During that visit I was able to join the throngs of people hacking at the wall with whatever tools were available. It was one big party all along the wall, which we followed from Checkpoint Charlie to the Brandenburg Gate. By then the gaps in the wall were substantial enough that one could peek through and see the vast empty space that had once been Potsdamer Platz, which in its time was one of the most bustling spots in Europe, and leveled in World War II. Now it was nothing but a field of mud and grass that was overrun by — wait for it — bunnies.
That Summer, as part of the reunification process, the Ostmark (East German currency tied to the East Bloc economy) had just been discontinued, and East German citizens were required to exchange them for West German Marks before a certain date, or risk being left with worthless currency. (I still have a handful of Ostmarks.

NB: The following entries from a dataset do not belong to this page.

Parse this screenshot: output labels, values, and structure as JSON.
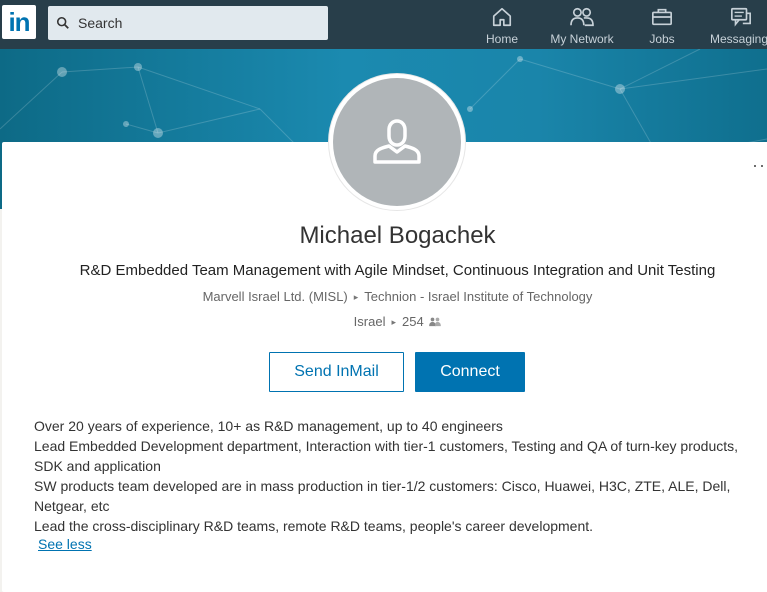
{
  "nav": {
    "logo": "in",
    "search_placeholder": "Search",
    "items": [
      {
        "label": "Home",
        "icon": "home-icon"
      },
      {
        "label": "My Network",
        "icon": "network-icon"
      },
      {
        "label": "Jobs",
        "icon": "briefcase-icon"
      },
      {
        "label": "Messaging",
        "icon": "messaging-icon"
      }
    ]
  },
  "profile": {
    "name": "Michael Bogachek",
    "headline": "R&D Embedded Team Management with Agile Mindset, Continuous Integration and Unit Testing",
    "company": "Marvell Israel Ltd. (MISL)",
    "school": "Technion - Israel Institute of Technology",
    "location": "Israel",
    "connections": "254",
    "actions": {
      "inmail": "Send InMail",
      "connect": "Connect"
    },
    "summary": [
      "Over 20 years of experience, 10+ as R&D management, up to 40 engineers",
      "Lead Embedded Development department, Interaction with tier-1 customers, Testing and QA of turn-key products, SDK and application",
      "SW products team developed are in mass production in tier-1/2 customers: Cisco, Huawei, H3C, ZTE, ALE, Dell, Netgear, etc",
      "Lead the cross-disciplinary R&D teams, remote R&D teams, people's career development."
    ],
    "see_less": "See less"
  },
  "colors": {
    "nav_bg": "#283e4a",
    "brand_blue": "#0073b1",
    "banner": "#1b8ab0"
  }
}
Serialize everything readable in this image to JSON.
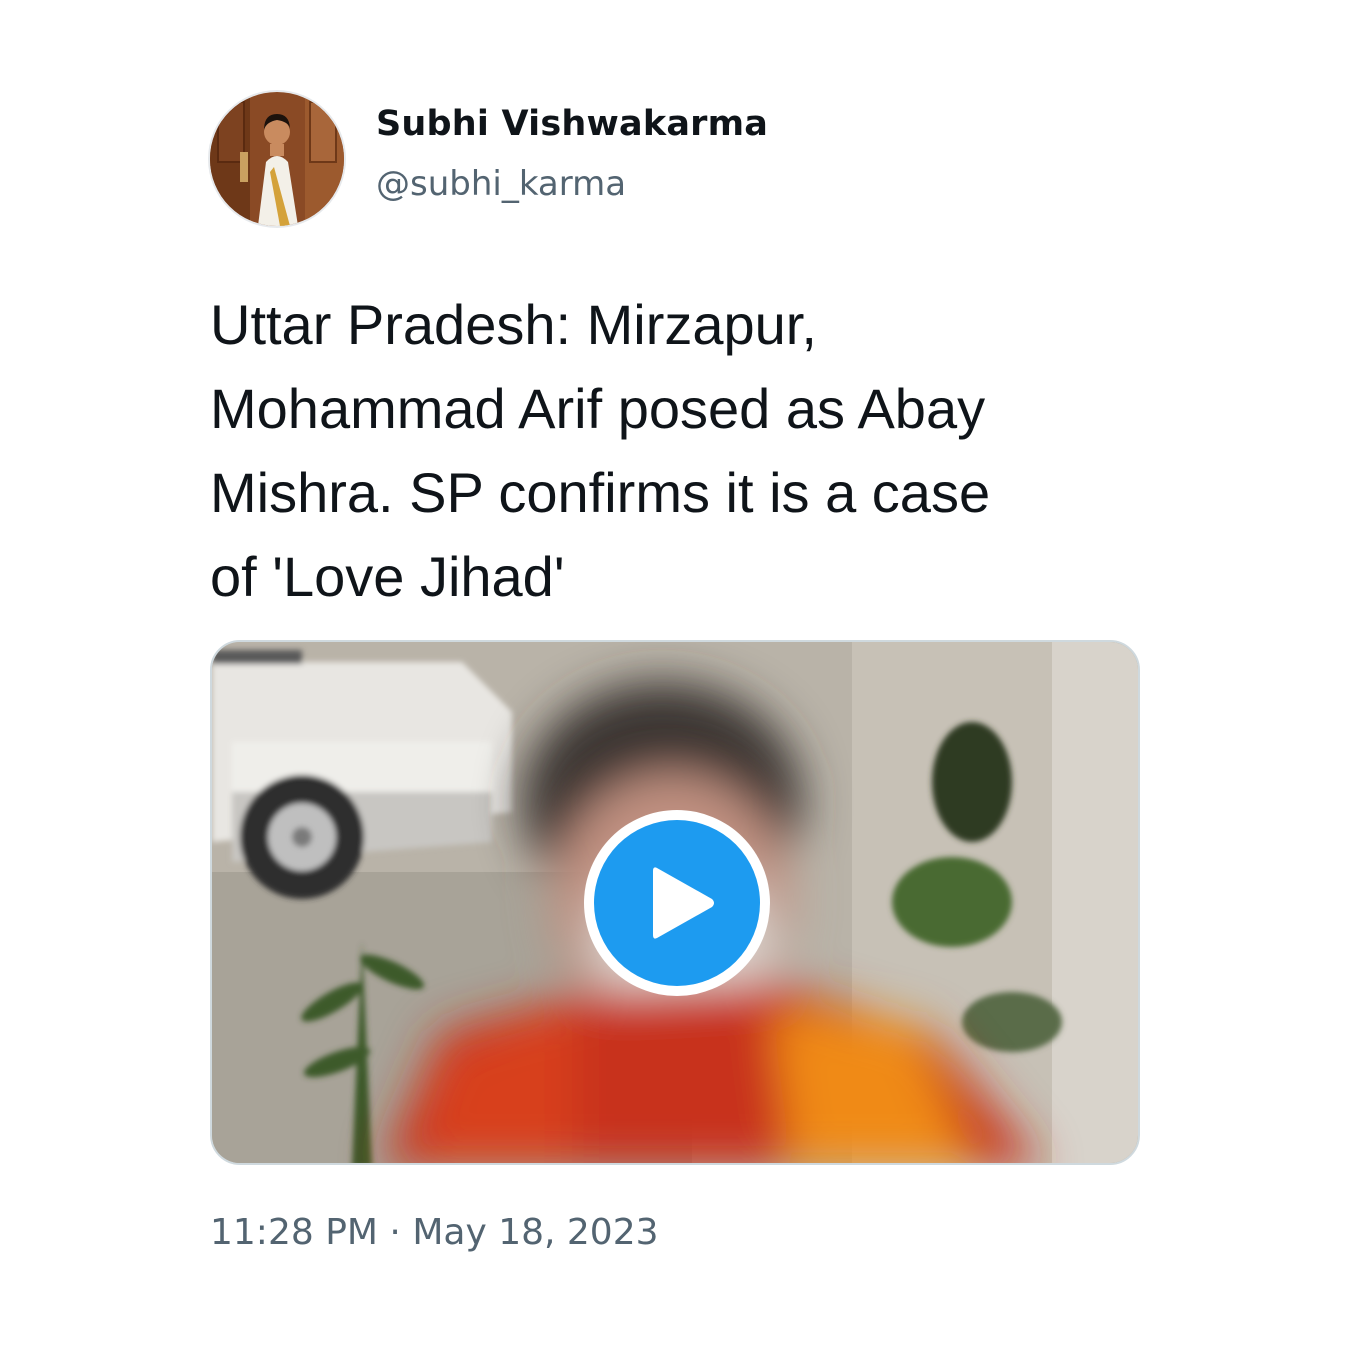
{
  "author": {
    "display_name": "Subhi Vishwakarma",
    "handle": "@subhi_karma",
    "avatar_icon": "profile-photo"
  },
  "tweet": {
    "text_lines": [
      "Uttar Pradesh: Mirzapur,",
      "Mohammad Arif posed as Abay",
      "Mishra. SP confirms it is a case",
      "of 'Love Jihad'"
    ],
    "media": {
      "type": "video",
      "play_icon": "play-icon",
      "accent_color": "#1d9bf0"
    },
    "time": "11:28 PM",
    "separator": "·",
    "date": "May 18, 2023"
  },
  "colors": {
    "text_primary": "#0f1419",
    "text_secondary": "#536471",
    "border": "#cfd9de"
  }
}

Shhh…. don’t tell the Stasi.) While official reunification still had not occurred, Germany was effectively now one country. The bizarre in-between status of that period is best illustrated by what happened to me as I made preparations for a return trip in July:

Having learned my lesson from the Czechs before, I dutifully went to what was left of the East German embassy in Budapest for a transit visa to get through East Germany to West Berlin. After waiting for what seemed like an oddly long time, given that the place was deserted. There seemed to be a complication, so I inquired. The bureaucrat behind the window was smiling, almost giggling:
“Vell, Mister Kaulkin, ze problem is, you are reqvired to have a trenzit visa in order to cross East Germany into Vest Germany. However, zair iss no longer a border betveen East Germany and Vest Germany, and so zair is no such thing as a trenzit visa!”
His advice? ”Don’t vorry about it.”


Valerie
Hi Michael,
I really enjoyed reading about your memories.How fascinating to have been behind the Iron Curtain at that time. The bureaucracy must have seemed more and more absurd!
I was in Berlin visiting a friend the summer after the Wall came down and had a fascinating time wandering along sections of the wall, in and out of East Berlin, hanging out by the Brandenberg gate, which still looked over No-Man’s Land. What I remember most was a great and surprising feeling of peace, and a great gratitude and excitement to be able to witness the early stages of such a huge transformation.